Toplum neden bu halde, İslamî değerlere verdiği önemle bilinen toplumumuz nasıl oldu da özünden bu kadar uzaklaştı? Ne yazık ki günü birlik pansuman çözümler ve meselelerin sadece sonuçlar üzerinden ele alınması toplumu bu hale getirdi.

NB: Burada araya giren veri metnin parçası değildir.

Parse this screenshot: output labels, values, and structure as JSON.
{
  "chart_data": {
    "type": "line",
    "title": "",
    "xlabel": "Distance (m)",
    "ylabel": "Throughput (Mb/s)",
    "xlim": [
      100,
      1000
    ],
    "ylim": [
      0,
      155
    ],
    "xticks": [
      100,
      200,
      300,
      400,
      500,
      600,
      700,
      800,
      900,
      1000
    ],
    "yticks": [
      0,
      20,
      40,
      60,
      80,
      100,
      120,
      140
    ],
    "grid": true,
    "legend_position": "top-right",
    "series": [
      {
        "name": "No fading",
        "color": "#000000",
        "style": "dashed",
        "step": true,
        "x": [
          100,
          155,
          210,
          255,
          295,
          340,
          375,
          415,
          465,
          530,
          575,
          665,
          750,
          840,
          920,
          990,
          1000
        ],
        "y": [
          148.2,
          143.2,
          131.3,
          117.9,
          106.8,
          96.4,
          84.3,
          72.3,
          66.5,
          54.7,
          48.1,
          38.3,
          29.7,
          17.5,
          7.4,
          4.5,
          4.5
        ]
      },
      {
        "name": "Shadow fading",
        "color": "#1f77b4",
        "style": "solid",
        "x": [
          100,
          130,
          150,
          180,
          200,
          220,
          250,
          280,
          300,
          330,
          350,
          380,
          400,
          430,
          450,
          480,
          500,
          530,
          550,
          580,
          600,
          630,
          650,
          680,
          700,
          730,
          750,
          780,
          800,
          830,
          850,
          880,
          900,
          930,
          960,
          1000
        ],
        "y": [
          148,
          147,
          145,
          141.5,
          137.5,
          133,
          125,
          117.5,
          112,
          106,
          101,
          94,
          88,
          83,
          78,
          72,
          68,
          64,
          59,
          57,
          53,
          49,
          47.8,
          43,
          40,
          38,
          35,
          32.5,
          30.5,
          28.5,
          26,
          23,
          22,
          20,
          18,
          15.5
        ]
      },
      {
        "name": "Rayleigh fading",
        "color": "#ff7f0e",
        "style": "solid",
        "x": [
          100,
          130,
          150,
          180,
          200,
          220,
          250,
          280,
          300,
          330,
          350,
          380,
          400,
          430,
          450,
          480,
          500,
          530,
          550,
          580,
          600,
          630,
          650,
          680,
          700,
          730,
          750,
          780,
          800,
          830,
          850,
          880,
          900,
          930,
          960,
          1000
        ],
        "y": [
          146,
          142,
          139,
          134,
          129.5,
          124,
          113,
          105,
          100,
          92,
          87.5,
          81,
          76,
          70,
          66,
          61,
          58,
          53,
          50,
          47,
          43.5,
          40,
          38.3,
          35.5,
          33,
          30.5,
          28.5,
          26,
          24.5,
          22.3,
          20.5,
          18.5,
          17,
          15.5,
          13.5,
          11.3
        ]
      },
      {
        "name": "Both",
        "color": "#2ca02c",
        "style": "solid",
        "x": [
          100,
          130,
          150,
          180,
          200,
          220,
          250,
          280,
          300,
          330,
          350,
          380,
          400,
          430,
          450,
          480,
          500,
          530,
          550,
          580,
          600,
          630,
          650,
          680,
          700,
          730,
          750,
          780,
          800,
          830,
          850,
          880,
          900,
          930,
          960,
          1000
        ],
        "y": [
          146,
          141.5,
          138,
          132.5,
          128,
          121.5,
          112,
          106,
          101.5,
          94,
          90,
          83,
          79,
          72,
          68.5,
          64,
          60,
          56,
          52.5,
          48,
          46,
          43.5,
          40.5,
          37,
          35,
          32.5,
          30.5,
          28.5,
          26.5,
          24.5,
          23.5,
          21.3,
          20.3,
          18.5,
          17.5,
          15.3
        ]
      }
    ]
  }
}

Günü kurtarma derdindeki siyasetçilerin ve kendilerini sistemin sahibi gören devlet adamlarının vurdumduymazlığı, çıkar ve menfaatlerini milletin maslahatının önünde görmeleri toplumu bu hale getirdi.
Toplumun özünden uzaklaşıp canavarlaşması bir anda olmadı. İnsanlarımız değerlerinden uzaklaştıkça olumsuzluklar ve toplumsal sorunlar artmaya başladı. Kötülüğe ve hayâsızlığa giden yollar açık tutulduğundan ve dahi devlet bünyesindeki kurumlar tarafından teşvik edildiğinden dolayı sorunlarda artışlar yaşandı. Peki, çözüm için ne yapmak gerekir? Her şeyden evvel en baştan başlamak gerekir; toplumsal sorunlarımızın sona ermesi ve fıtrata dönüşün sağlanması için duyarlı insanlar olarak adım atıp harekete geçmemiz gerekir.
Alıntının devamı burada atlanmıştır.